The British pound is lower against the euro on Wednesday.

An upside surprise in German April inflation data helped keep the euro bid with Eurozone money supply data showing a big annual rise.

Sterling has been languishing at recent highs as concerns linger over the timing of the UK’s exit from lockdown.

Pound versus Euro was lower by 19 pips (-0.17%) to 1.1460 as of 3pm GMT.

GBP/EUR tested 1.15 in early trade but slumped back down to 1.142 before recovering slightly. Yesterday the exchange rate was basically flat at +0.08%, leaving it higher on the week by +0.24%.

GBP: British pound fails to benefit from Gilead trial

The pound has found sellers again at the 1.15 round number with buyers seemingly reluctant to push it beyond, despite good news in markets. Gilead said that a stage 1 trial of their antiviral drug Remdesivir had shown that it helps improve symptoms of COVID-19 coronavirus patients in the early stages of infection.

Uncertainty about the timing of when the UK will exit lockdown, not to mention the ongoing EU-UK trade talks means that traders are looking to other currencies as a  bigger beneficiaries of this possible new treatment to the coronavirus, including the euro.
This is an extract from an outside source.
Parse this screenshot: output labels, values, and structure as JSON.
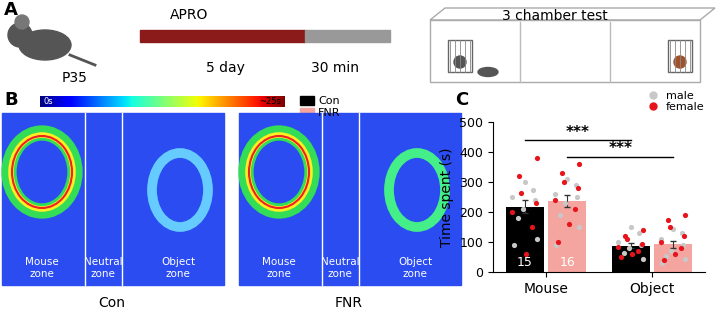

Euro gains as German inflation beats expectations

It was a mixed bag of second tier economic data from the Eurozone on Wednesday, but the one top tier release – German consumer price inflation (CPI) beat expectations, helping give the euro a lift. The higher than forecast inflation might finally relate to the new currency being added to the system. M£ money supply rose a big 7.5% year-over-year in March, and likely by more in April.

German CPI rose 0.8% year-over-year in April, down from 1.3% in March but more than the 0.5% expected. Price tend to fall in a slowing economy as businesses adjust to slower demand and Germany is expected to enter a recession this year.

Falling inflation and especially deflation would increase calls on the European Central Bank, which meets on Thursday to add to policy stimulus.